Clem confides in Stan with grim detail how one nurtures a geek into a sideshow mainstay, satiating Stan's grim curiosity. One must find a devoted alcoholic from nightmare alleys, train tracks, flophouses, anywhere dirty and desperate essentially. In the next step of creating a willing slave, one laces their alcohol with a drop of opium tincture which will create a stronger dependance over time. Lastly, a geek cultivator teases replacement before offering up a fresh chicken and allowing the fear of separation from the opiate and the expectations of their "master" to do the rest of the work for them. Though the opiate itself isn't codified as concretely, the rest of the process is painstakingly detailed in the annals of history.

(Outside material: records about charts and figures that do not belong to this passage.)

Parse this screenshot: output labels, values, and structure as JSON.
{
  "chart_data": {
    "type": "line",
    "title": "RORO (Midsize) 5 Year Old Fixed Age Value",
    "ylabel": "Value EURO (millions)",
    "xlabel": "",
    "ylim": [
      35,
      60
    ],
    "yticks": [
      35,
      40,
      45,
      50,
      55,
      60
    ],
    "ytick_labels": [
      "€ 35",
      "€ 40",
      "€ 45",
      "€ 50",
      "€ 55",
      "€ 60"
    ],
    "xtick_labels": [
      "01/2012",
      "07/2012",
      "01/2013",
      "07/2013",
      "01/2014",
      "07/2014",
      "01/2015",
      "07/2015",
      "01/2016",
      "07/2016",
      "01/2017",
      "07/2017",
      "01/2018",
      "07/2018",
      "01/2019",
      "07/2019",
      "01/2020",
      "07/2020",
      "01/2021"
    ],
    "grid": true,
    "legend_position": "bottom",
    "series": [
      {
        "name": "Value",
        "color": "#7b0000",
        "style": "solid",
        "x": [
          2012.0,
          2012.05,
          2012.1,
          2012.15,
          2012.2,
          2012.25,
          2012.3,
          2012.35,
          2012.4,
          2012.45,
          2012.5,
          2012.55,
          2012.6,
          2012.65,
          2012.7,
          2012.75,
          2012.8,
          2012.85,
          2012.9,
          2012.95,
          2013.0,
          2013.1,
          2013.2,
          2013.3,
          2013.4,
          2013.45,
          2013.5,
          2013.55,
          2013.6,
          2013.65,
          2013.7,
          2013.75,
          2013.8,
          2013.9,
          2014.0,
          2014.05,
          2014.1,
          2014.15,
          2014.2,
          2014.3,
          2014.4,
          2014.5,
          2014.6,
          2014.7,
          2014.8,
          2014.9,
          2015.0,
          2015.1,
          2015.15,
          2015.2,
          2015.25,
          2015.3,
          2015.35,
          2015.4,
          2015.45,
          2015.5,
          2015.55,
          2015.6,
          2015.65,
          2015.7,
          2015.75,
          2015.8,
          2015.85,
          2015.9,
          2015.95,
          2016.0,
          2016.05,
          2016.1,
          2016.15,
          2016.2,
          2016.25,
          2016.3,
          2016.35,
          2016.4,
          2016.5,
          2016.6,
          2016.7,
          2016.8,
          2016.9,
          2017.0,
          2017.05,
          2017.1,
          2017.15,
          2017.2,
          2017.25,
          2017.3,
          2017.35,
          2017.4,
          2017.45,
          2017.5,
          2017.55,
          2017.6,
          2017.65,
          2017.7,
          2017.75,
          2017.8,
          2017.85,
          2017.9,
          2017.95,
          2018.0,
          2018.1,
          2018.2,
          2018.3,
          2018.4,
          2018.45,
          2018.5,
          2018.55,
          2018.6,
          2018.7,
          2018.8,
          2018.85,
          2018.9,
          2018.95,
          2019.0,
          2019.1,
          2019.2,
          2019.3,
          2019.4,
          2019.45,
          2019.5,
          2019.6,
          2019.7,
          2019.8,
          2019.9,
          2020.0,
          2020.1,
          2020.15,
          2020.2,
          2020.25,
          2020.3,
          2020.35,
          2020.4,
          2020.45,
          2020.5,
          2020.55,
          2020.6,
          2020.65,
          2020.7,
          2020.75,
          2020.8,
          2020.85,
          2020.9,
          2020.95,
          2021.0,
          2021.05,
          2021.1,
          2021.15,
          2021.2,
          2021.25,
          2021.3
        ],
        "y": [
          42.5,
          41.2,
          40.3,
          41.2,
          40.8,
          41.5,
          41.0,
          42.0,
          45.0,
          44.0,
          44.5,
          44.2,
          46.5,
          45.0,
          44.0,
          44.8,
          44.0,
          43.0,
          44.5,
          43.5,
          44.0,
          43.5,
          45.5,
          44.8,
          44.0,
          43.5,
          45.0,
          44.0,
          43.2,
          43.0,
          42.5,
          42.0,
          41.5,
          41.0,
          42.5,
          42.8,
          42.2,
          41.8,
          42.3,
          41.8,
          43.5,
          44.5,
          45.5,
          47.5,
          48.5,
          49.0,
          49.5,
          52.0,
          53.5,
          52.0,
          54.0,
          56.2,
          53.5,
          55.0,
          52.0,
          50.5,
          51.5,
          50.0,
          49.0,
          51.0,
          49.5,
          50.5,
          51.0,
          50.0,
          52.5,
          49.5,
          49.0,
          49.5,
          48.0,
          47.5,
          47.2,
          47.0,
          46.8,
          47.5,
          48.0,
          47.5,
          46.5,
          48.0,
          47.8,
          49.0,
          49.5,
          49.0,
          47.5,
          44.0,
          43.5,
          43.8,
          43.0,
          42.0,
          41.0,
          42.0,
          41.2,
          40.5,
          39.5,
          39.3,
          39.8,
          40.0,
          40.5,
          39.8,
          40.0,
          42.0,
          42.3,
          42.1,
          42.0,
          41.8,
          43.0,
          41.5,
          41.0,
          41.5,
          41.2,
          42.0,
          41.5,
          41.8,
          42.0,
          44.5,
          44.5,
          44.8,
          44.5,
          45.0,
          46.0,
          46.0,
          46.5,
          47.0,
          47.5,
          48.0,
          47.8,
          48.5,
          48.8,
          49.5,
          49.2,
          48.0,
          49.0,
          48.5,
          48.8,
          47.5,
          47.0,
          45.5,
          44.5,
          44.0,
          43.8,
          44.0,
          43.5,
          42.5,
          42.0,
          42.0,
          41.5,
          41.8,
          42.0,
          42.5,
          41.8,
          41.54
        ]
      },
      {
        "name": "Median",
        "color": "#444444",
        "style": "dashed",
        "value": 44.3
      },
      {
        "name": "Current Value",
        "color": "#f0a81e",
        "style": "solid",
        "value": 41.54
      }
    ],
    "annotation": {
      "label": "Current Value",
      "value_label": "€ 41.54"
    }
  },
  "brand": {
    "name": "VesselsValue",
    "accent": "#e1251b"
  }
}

Chickens were cheap and so therefore were often used much more frequently than snakes or rats but the close proximity to unwashed animals meant that the geek was often beset with disease in combination with their otherwise alcohol induced ill health. Geeks themselves were readily replaceable and were often only paid in alcohol which kept them tethered to their occupation as surely as a stake planted in the ground linked to an iron collar around their necks. Doling out alcohol in needy increments also enabled the freak show director to calibrate the spectacle to their specifications, so the biting off of heads and drinking of blood were often the dizzying crescendo of withdrawal being abused to maximum effect. Nightmare Alley determinedly shies away from nothing in its depiction and the term geek actually owes its mainstream introduction into the vernacular to the original film, but has effectively been removed from its sordid inception.